Morgan Stanley could collect as much as $250 million, the newspaper said, citing banking experts and documents released by the New York Fed.

Bank of America Corp, private equity firm Blackstone Group LP, law firm Davis Polk & Wardwell LLP, accounting firm Ernst & Young, Goldman Sachs Group Inc and JPMorgan Chase & Co are among others that have or could get big paydays for helping dismantle AIG, the newspaper said.

To calculate dollar amounts, the newspaper said it tallied estimated fees for transactions already announced and those AIG is considering, planning or may be forced to pursue. It said it obtained assistance from Freeman & Co, Thomson Reuters and documents provided by the New York Fed.

According to the newspaper, the situation creates potential conflicts of interest in oversight by causing the government to employ many companies it regulates.
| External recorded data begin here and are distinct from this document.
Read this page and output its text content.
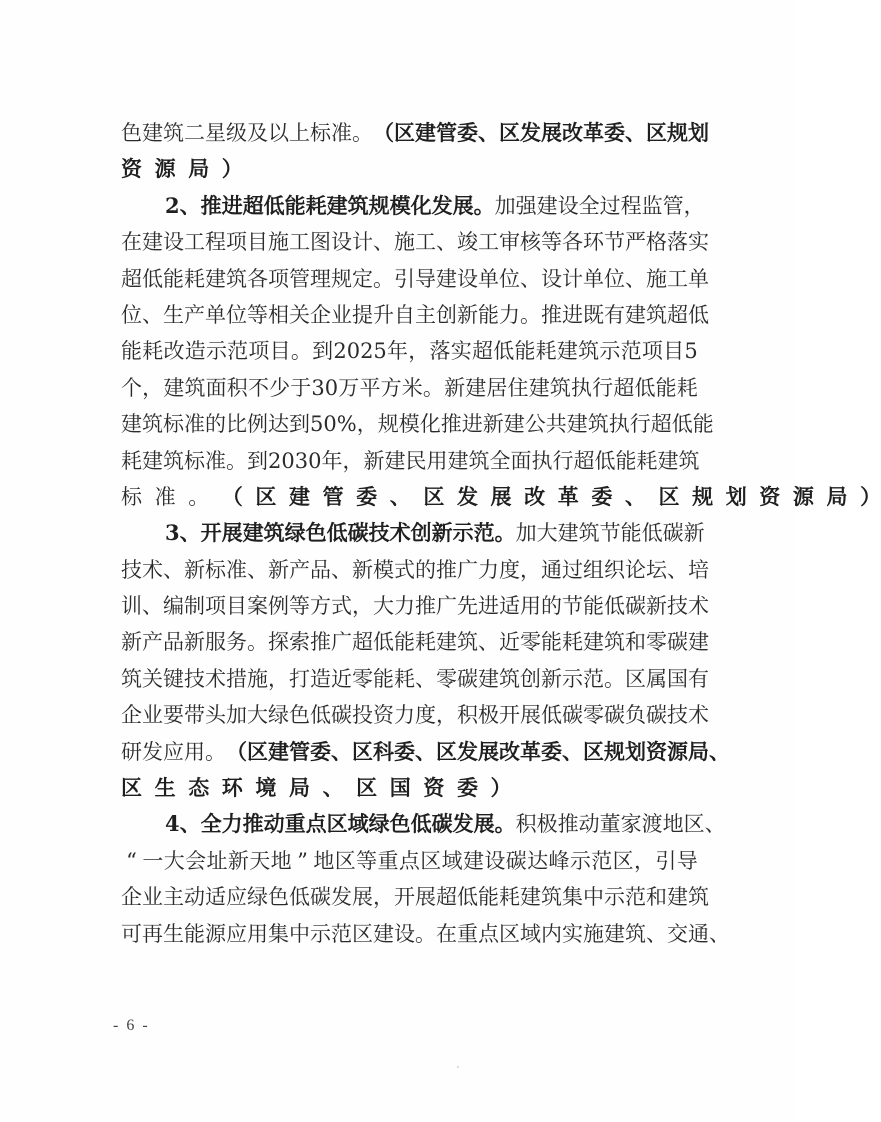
色 建 筑 二 星 级 及 以 上 标 准 。 （ 区 建 管 委 、 区 发 展 改 革 委 、 区 规 划
资 源 局 ）
2 、 推 进 超 低 能 耗 建 筑 规 模 化 发 展 。 加 强 建 设 全 过 程 监 管 ，
在 建 设 工 程 项 目 施 工 图 设 计 、 施 工 、 竣 工 审 核 等 各 环 节 严 格 落 实
超 低 能 耗 建 筑 各 项 管 理 规 定 。 引 导 建 设 单 位 、 设 计 单 位 、 施 工 单
位 、 生 产 单 位 等 相 关 企 业 提 升 自 主 创 新 能 力 。 推 进 既 有 建 筑 超 低
能 耗 改 造 示 范 项 目 。 到 2025 年 ， 落 实 超 低 能 耗 建 筑 示 范 项 目 5
个 ， 建 筑 面 积 不 少 于 30 万 平 方 米 。 新 建 居 住 建 筑 执 行 超 低 能 耗
建 筑 标 准 的 比 例 达 到 50% ， 规 模 化 推 进 新 建 公 共 建 筑 执 行 超 低 能
耗 建 筑 标 准 。 到 2030 年 ， 新 建 民 用 建 筑 全 面 执 行 超 低 能 耗 建 筑
标 准 。 （ 区 建 管 委 、 区 发 展 改 革 委 、 区 规 划 资 源 局 ）
3 、 开 展 建 筑 绿 色 低 碳 技 术 创 新 示 范 。 加 大 建 筑 节 能 低 碳 新
技 术 、 新 标 准 、 新 产 品 、 新 模 式 的 推 广 力 度 ， 通 过 组 织 论 坛 、 培
训 、 编 制 项 目 案 例 等 方 式 ， 大 力 推 广 先 进 适 用 的 节 能 低 碳 新 技 术
新 产 品 新 服 务 。 探 索 推 广 超 低 能 耗 建 筑 、 近 零 能 耗 建 筑 和 零 碳 建
筑 关 键 技 术 措 施 ， 打 造 近 零 能 耗 、 零 碳 建 筑 创 新 示 范 。 区 属 国 有
企 业 要 带 头 加 大 绿 色 低 碳 投 资 力 度 ， 积 极 开 展 低 碳 零 碳 负 碳 技 术
研 发 应 用 。 （ 区 建 管 委 、 区 科 委 、 区 发 展 改 革 委 、 区 规 划 资 源 局 、
区 生 态 环 境 局 、 区 国 资 委 ）
4 、 全 力 推 动 重 点 区 域 绿 色 低 碳 发 展 。 积 极 推 动 董 家 渡 地 区 、
“ 一 大 会 址 新 天 地 ” 地 区 等 重 点 区 域 建 设 碳 达 峰 示 范 区 ， 引 导
企 业 主 动 适 应 绿 色 低 碳 发 展 ， 开 展 超 低 能 耗 建 筑 集 中 示 范 和 建 筑
可 再 生 能 源 应 用 集 中 示 范 区 建 设 。 在 重 点 区 域 内 实 施 建 筑 、 交 通 、
- 6 -
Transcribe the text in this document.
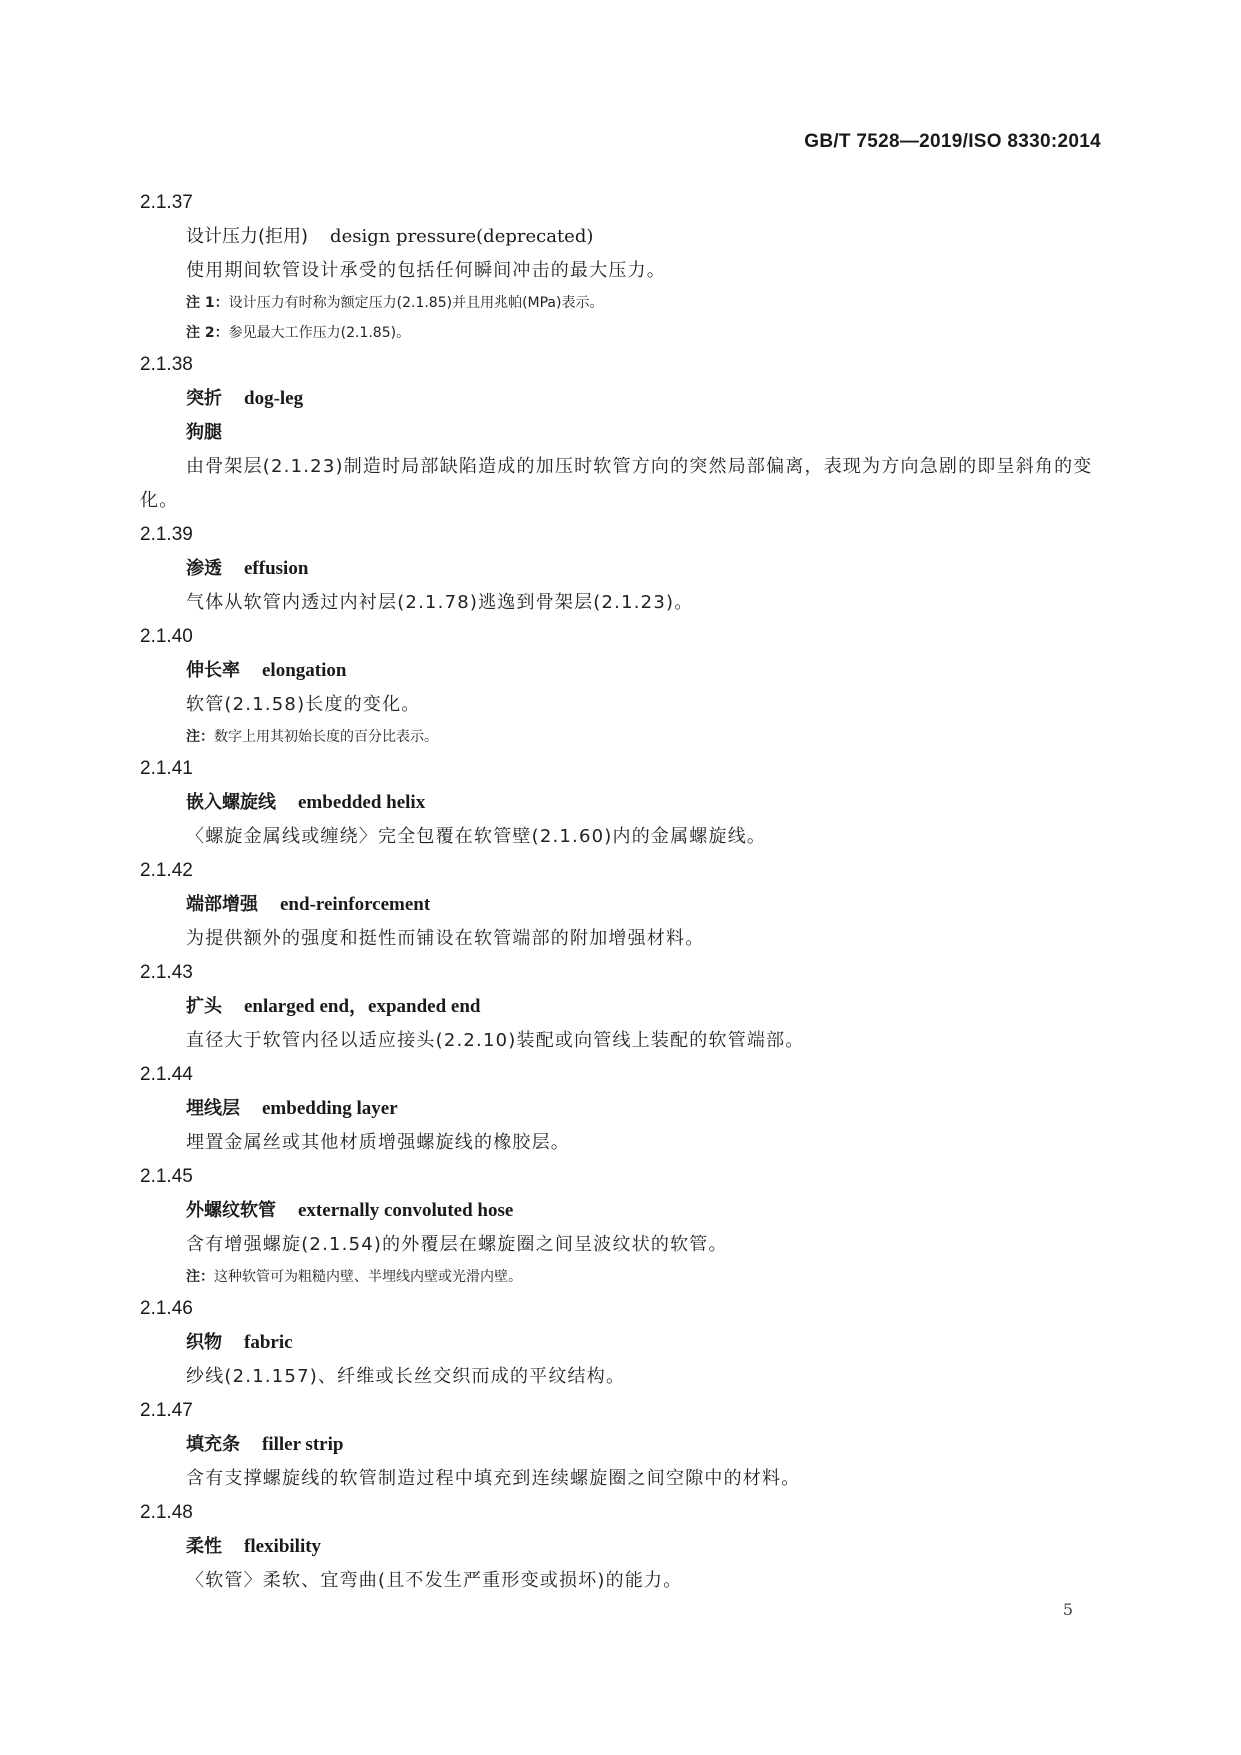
GB/T 7528—2019/ISO 8330:2014
2.1.37
设计压力(拒用) design pressure(deprecated)
使用期间软管设计承受的包括任何瞬间冲击的最大压力。
注 1：设计压力有时称为额定压力(2.1.85)并且用兆帕(MPa)表示。
注 2：参见最大工作压力(2.1.85)。
2.1.38
突折 dog-leg
狗腿
由骨架层(2.1.23)制造时局部缺陷造成的加压时软管方向的突然局部偏离，表现为方向急剧的即呈斜角的变化。
2.1.39
渗透 effusion
气体从软管内透过内衬层(2.1.78)逃逸到骨架层(2.1.23)。
2.1.40
伸长率 elongation
软管(2.1.58)长度的变化。
注：数字上用其初始长度的百分比表示。
2.1.41
嵌入螺旋线 embedded helix
〈螺旋金属线或缠绕〉完全包覆在软管壁(2.1.60)内的金属螺旋线。
2.1.42
端部增强 end-reinforcement
为提供额外的强度和挺性而铺设在软管端部的附加增强材料。
2.1.43
扩头 enlarged end，expanded end
直径大于软管内径以适应接头(2.2.10)装配或向管线上装配的软管端部。
2.1.44
埋线层 embedding layer
埋置金属丝或其他材质增强螺旋线的橡胶层。
2.1.45
外螺纹软管 externally convoluted hose
含有增强螺旋(2.1.54)的外覆层在螺旋圈之间呈波纹状的软管。
注：这种软管可为粗糙内壁、半埋线内壁或光滑内壁。
2.1.46
织物 fabric
纱线(2.1.157)、纤维或长丝交织而成的平纹结构。
2.1.47
填充条 filler strip
含有支撑螺旋线的软管制造过程中填充到连续螺旋圈之间空隙中的材料。
2.1.48
柔性 flexibility
〈软管〉柔软、宜弯曲(且不发生严重形变或损坏)的能力。
5
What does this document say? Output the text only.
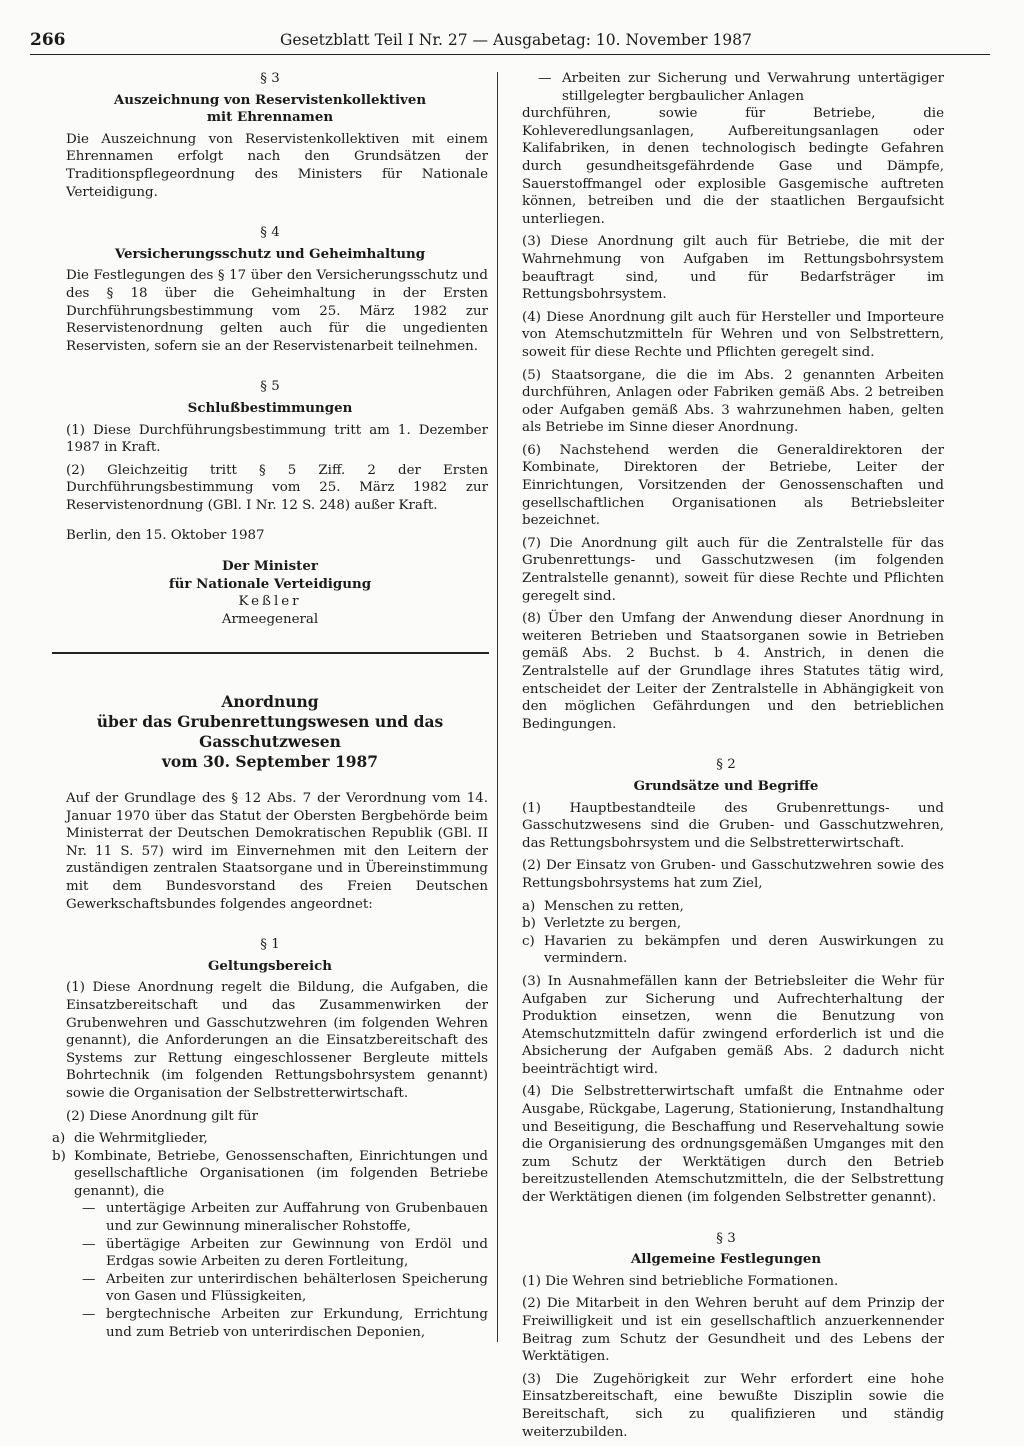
266	Gesetzblatt Teil I Nr. 27 — Ausgabetag: 10. November 1987
§ 3
Auszeichnung von Reservistenkollektiven
mit Ehrennamen

Die Auszeichnung von Reservistenkollektiven mit einem Ehrennamen erfolgt nach den Grundsätzen der Traditionspflegeordnung des Ministers für Nationale Verteidigung.

§ 4
Versicherungsschutz und Geheimhaltung

Die Festlegungen des § 17 über den Versicherungsschutz und des § 18 über die Geheimhaltung in der Ersten Durchführungsbestimmung vom 25. März 1982 zur Reservistenordnung gelten auch für die ungedienten Reservisten, sofern sie an der Reservistenarbeit teilnehmen.

§ 5
Schlußbestimmungen

(1) Diese Durchführungsbestimmung tritt am 1. Dezember 1987 in Kraft.

(2) Gleichzeitig tritt § 5 Ziff. 2 der Ersten Durchführungsbestimmung vom 25. März 1982 zur Reservistenordnung (GBl. I Nr. 12 S. 248) außer Kraft.

Berlin, den 15. Oktober 1987

Der Minister
für Nationale Verteidigung
Keßler
Armeegeneral
Anordnung
über das Grubenrettungswesen und das Gasschutzwesen
vom 30. September 1987

Auf der Grundlage des § 12 Abs. 7 der Verordnung vom 14. Januar 1970 über das Statut der Obersten Bergbehörde beim Ministerrat der Deutschen Demokratischen Republik (GBl. II Nr. 11 S. 57) wird im Einvernehmen mit den Leitern der zuständigen zentralen Staatsorgane und in Übereinstimmung mit dem Bundesvorstand des Freien Deutschen Gewerkschaftsbundes folgendes angeordnet:

§ 1
Geltungsbereich

(1) Diese Anordnung regelt die Bildung, die Aufgaben, die Einsatzbereitschaft und das Zusammenwirken der Grubenwehren und Gasschutzwehren (im folgenden Wehren genannt), die Anforderungen an die Einsatzbereitschaft des Systems zur Rettung eingeschlossener Bergleute mittels Bohrtechnik (im folgenden Rettungsbohrsystem genannt) sowie die Organisation der Selbstretterwirtschaft.

(2) Diese Anordnung gilt für

a) die Wehrmitglieder,
b) Kombinate, Betriebe, Genossenschaften, Einrichtungen und gesellschaftliche Organisationen (im folgenden Betriebe genannt), die
— untertägige Arbeiten zur Auffahrung von Grubenbauen und zur Gewinnung mineralischer Rohstoffe,
— übertägige Arbeiten zur Gewinnung von Erdöl und Erdgas sowie Arbeiten zu deren Fortleitung,
— Arbeiten zur unterirdischen behälterlosen Speicherung von Gasen und Flüssigkeiten,
— bergtechnische Arbeiten zur Erkundung, Errichtung und zum Betrieb von unterirdischen Deponien,
— Arbeiten zur Sicherung und Verwahrung untertägiger stillgelegter bergbaulicher Anlagen

durchführen, sowie für Betriebe, die Kohleveredlungsanlagen, Aufbereitungsanlagen oder Kalifabriken, in denen technologisch bedingte Gefahren durch gesundheitsgefährdende Gase und Dämpfe, Sauerstoffmangel oder explosible Gasgemische auftreten können, betreiben und die der staatlichen Bergaufsicht unterliegen.

(3) Diese Anordnung gilt auch für Betriebe, die mit der Wahrnehmung von Aufgaben im Rettungsbohrsystem beauftragt sind, und für Bedarfsträger im Rettungsbohrsystem.

(4) Diese Anordnung gilt auch für Hersteller und Importeure von Atemschutzmitteln für Wehren und von Selbstrettern, soweit für diese Rechte und Pflichten geregelt sind.

(5) Staatsorgane, die die im Abs. 2 genannten Arbeiten durchführen, Anlagen oder Fabriken gemäß Abs. 2 betreiben oder Aufgaben gemäß Abs. 3 wahrzunehmen haben, gelten als Betriebe im Sinne dieser Anordnung.

(6) Nachstehend werden die Generaldirektoren der Kombinate, Direktoren der Betriebe, Leiter der Einrichtungen, Vorsitzenden der Genossenschaften und gesellschaftlichen Organisationen als Betriebsleiter bezeichnet.

(7) Die Anordnung gilt auch für die Zentralstelle für das Grubenrettungs- und Gasschutzwesen (im folgenden Zentralstelle genannt), soweit für diese Rechte und Pflichten geregelt sind.

(8) Über den Umfang der Anwendung dieser Anordnung in weiteren Betrieben und Staatsorganen sowie in Betrieben gemäß Abs. 2 Buchst. b 4. Anstrich, in denen die Zentralstelle auf der Grundlage ihres Statutes tätig wird, entscheidet der Leiter der Zentralstelle in Abhängigkeit von den möglichen Gefährdungen und den betrieblichen Bedingungen.

§ 2
Grundsätze und Begriffe

(1) Hauptbestandteile des Grubenrettungs- und Gasschutzwesens sind die Gruben- und Gasschutzwehren, das Rettungsbohrsystem und die Selbstretterwirtschaft.

(2) Der Einsatz von Gruben- und Gasschutzwehren sowie des Rettungsbohrsystems hat zum Ziel,

a) Menschen zu retten,
b) Verletzte zu bergen,
c) Havarien zu bekämpfen und deren Auswirkungen zu vermindern.

(3) In Ausnahmefällen kann der Betriebsleiter die Wehr für Aufgaben zur Sicherung und Aufrechterhaltung der Produktion einsetzen, wenn die Benutzung von Atemschutzmitteln dafür zwingend erforderlich ist und die Absicherung der Aufgaben gemäß Abs. 2 dadurch nicht beeinträchtigt wird.

(4) Die Selbstretterwirtschaft umfaßt die Entnahme oder Ausgabe, Rückgabe, Lagerung, Stationierung, Instandhaltung und Beseitigung, die Beschaffung und Reservehaltung sowie die Organisierung des ordnungsgemäßen Umganges mit den zum Schutz der Werktätigen durch den Betrieb bereitzustellenden Atemschutzmitteln, die der Selbstrettung der Werktätigen dienen (im folgenden Selbstretter genannt).

§ 3
Allgemeine Festlegungen

(1) Die Wehren sind betriebliche Formationen.

(2) Die Mitarbeit in den Wehren beruht auf dem Prinzip der Freiwilligkeit und ist ein gesellschaftlich anzuerkennender Beitrag zum Schutz der Gesundheit und des Lebens der Werktätigen.

(3) Die Zugehörigkeit zur Wehr erfordert eine hohe Einsatzbereitschaft, eine bewußte Disziplin sowie die Bereitschaft, sich zu qualifizieren und ständig weiterzubilden.
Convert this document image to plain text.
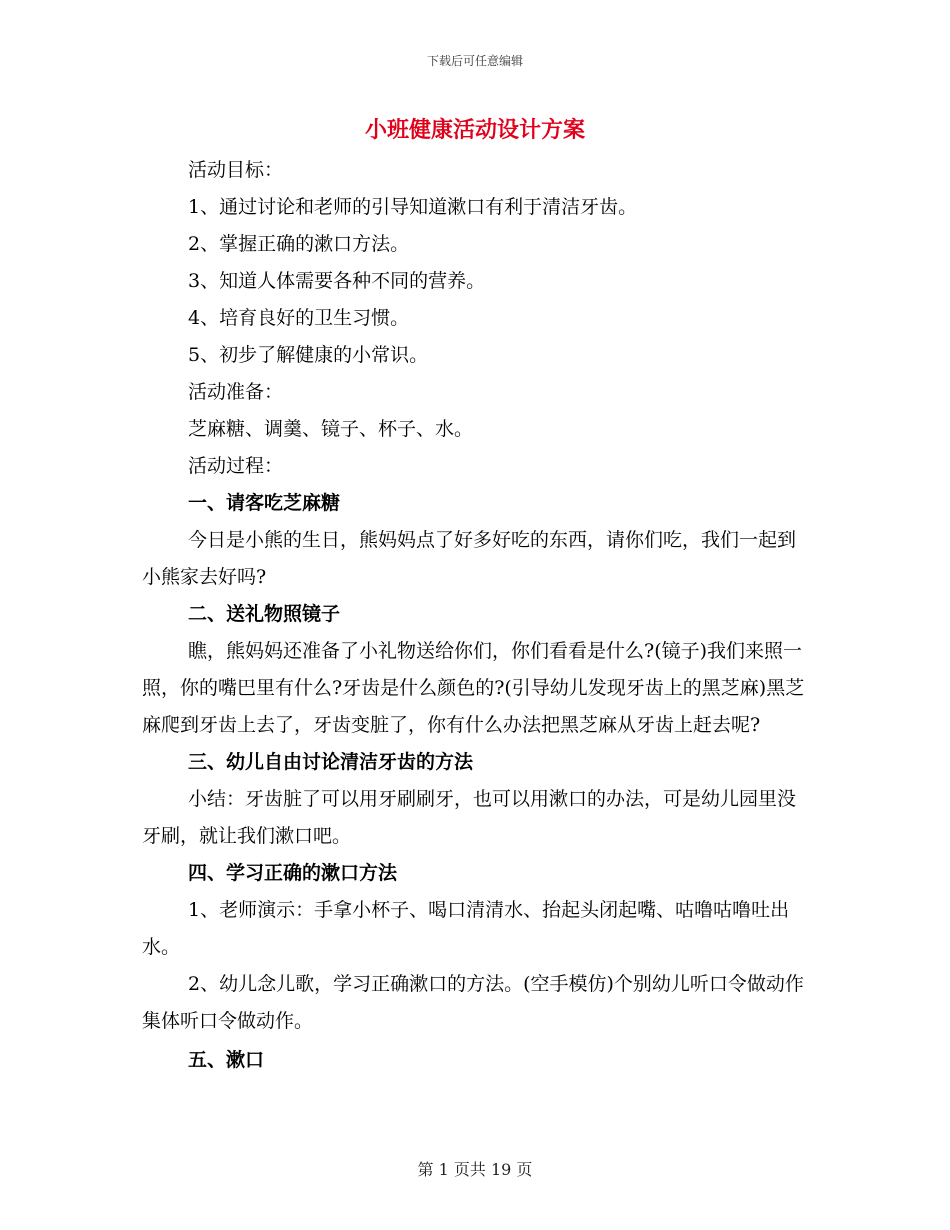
下载后可任意编辑
小班健康活动设计方案

活动目标：

1、通过讨论和老师的引导知道漱口有利于清洁牙齿。

2、掌握正确的漱口方法。

3、知道人体需要各种不同的营养。

4、培育良好的卫生习惯。

5、初步了解健康的小常识。

活动准备：

芝麻糖、调羹、镜子、杯子、水。

活动过程：

一、请客吃芝麻糖

今日是小熊的生日，熊妈妈点了好多好吃的东西，请你们吃，我们一起到小熊家去好吗?

二、送礼物照镜子

瞧，熊妈妈还准备了小礼物送给你们，你们看看是什么?(镜子)我们来照一照，你的嘴巴里有什么?牙齿是什么颜色的?(引导幼儿发现牙齿上的黑芝麻)黑芝麻爬到牙齿上去了，牙齿变脏了，你有什么办法把黑芝麻从牙齿上赶去呢?

三、幼儿自由讨论清洁牙齿的方法

小结：牙齿脏了可以用牙刷刷牙，也可以用漱口的办法，可是幼儿园里没牙刷，就让我们漱口吧。

四、学习正确的漱口方法

1、老师演示：手拿小杯子、喝口清清水、抬起头闭起嘴、咕噜咕噜吐出水。

2、幼儿念儿歌，学习正确漱口的方法。(空手模仿)个别幼儿听口令做动作集体听口令做动作。

五、漱口

第 1 页共 19 页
The government owns nearly 80 percent of AIG, and has given the insurer a series of bailouts estimated at $180 billion.

AIG was felled by big bets on credit default swaps that left it on the hook for tens of billions of dollars of payouts it could not make.

Shares of AIG closed Wednesday up 62.7 percent at $22 on the New York Stock Exchange, as investors rushed to cover short positions. AIG has said it plans to report second-quarter results on Friday.